Durante a vida em comum, ambos haviam amealhado uma considerável carta de bens, entre os quais se incluíam créditos, uma distribuidora de medicamentos, imóveis, ações na bolsa de valores, propriedades. Era impossível, portanto, que ele não se houvesse tocado com a possibilidade de ver sua imagem degradada publicamente ou ainda de ser vítima de chantagem. Afinal, era um empresário famoso, e as relações comerciais não se comoveriam com deslizes eróticos, sempre haveria prejuízos de todas as ordens. Naquela noite decidiu que iria agir. Seu amigo Carlos E. M, em Porto Alegre já havia passado por tal situação. Na mesma noite ligou para Guarulhos e reservou uma passagem somente de ida para o sul. Lá, poderia engendrar um plano. Nos próximos dias, pouco falou com Beatriz, ficando bem mais tempo na rua do que na casa de quase quatrocentos metros quadrados.

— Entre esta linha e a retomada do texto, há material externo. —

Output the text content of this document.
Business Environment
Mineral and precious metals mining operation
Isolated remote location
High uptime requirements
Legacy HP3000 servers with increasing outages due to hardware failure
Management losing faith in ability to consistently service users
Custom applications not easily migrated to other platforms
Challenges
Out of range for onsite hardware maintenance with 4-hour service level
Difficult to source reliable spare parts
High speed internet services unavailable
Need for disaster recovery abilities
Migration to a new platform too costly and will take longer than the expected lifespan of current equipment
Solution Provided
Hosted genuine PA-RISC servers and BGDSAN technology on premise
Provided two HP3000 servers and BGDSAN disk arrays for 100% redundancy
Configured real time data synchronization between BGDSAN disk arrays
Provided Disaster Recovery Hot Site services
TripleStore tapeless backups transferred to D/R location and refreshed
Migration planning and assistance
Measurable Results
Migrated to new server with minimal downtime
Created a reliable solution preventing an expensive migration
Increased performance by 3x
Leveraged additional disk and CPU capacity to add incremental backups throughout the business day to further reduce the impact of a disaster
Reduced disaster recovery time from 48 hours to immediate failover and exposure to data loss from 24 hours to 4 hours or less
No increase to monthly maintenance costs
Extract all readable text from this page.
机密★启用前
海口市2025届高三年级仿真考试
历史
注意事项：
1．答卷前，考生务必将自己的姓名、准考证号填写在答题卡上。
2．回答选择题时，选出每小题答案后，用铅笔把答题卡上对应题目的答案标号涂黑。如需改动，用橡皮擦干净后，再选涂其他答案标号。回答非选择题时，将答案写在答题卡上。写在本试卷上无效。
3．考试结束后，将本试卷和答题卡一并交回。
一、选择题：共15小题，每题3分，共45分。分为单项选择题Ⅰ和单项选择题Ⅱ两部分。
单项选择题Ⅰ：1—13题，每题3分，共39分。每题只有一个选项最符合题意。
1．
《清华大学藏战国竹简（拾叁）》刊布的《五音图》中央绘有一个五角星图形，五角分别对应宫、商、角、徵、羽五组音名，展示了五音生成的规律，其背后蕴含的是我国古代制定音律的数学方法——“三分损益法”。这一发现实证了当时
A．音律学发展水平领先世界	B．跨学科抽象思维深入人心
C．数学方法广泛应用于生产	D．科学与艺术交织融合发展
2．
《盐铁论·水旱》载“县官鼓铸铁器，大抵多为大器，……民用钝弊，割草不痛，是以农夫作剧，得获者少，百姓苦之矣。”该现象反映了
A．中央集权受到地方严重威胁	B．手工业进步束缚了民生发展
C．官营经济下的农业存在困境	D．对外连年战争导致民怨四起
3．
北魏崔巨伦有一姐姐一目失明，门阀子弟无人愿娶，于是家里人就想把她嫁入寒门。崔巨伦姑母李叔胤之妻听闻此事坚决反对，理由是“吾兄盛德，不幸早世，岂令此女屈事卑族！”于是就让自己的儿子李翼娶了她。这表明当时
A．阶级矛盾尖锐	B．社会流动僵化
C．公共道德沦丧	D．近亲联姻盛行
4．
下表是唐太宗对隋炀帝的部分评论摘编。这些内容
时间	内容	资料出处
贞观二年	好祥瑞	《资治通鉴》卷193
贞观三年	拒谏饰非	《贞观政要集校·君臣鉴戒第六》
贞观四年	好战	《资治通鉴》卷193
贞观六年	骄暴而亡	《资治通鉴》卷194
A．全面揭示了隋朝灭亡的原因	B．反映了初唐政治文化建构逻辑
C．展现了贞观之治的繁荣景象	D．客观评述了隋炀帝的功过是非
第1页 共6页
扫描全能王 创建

Beatriz notou: havia silêncios e reticências quase que palpáveis, que se esvaíam ante a negativa da conversa, ante a esquiva do que falar. Na noite de quarta-feira, quando voltou à casa, após ter inutilmente tentado fazer compras em um shopping qualquer e com uma sensação intuitiva que lhe alertava os sentidos, encontrou um bilhete. ” Vou para Porto Alegre encontrar com o Carlos. Devo voltar na semana que vem”. Um bilhete seco e definitivo. As roupas que habitualmente João levava quando em viagem, não estavam no armário: dois ternos completos, dois pares de gravata, duas calças, quatro camisas sociais, duas polo, dois pares de sapato, quatro pares de meias. João adorava o número dois e seus múltiplos. Um marido previsível.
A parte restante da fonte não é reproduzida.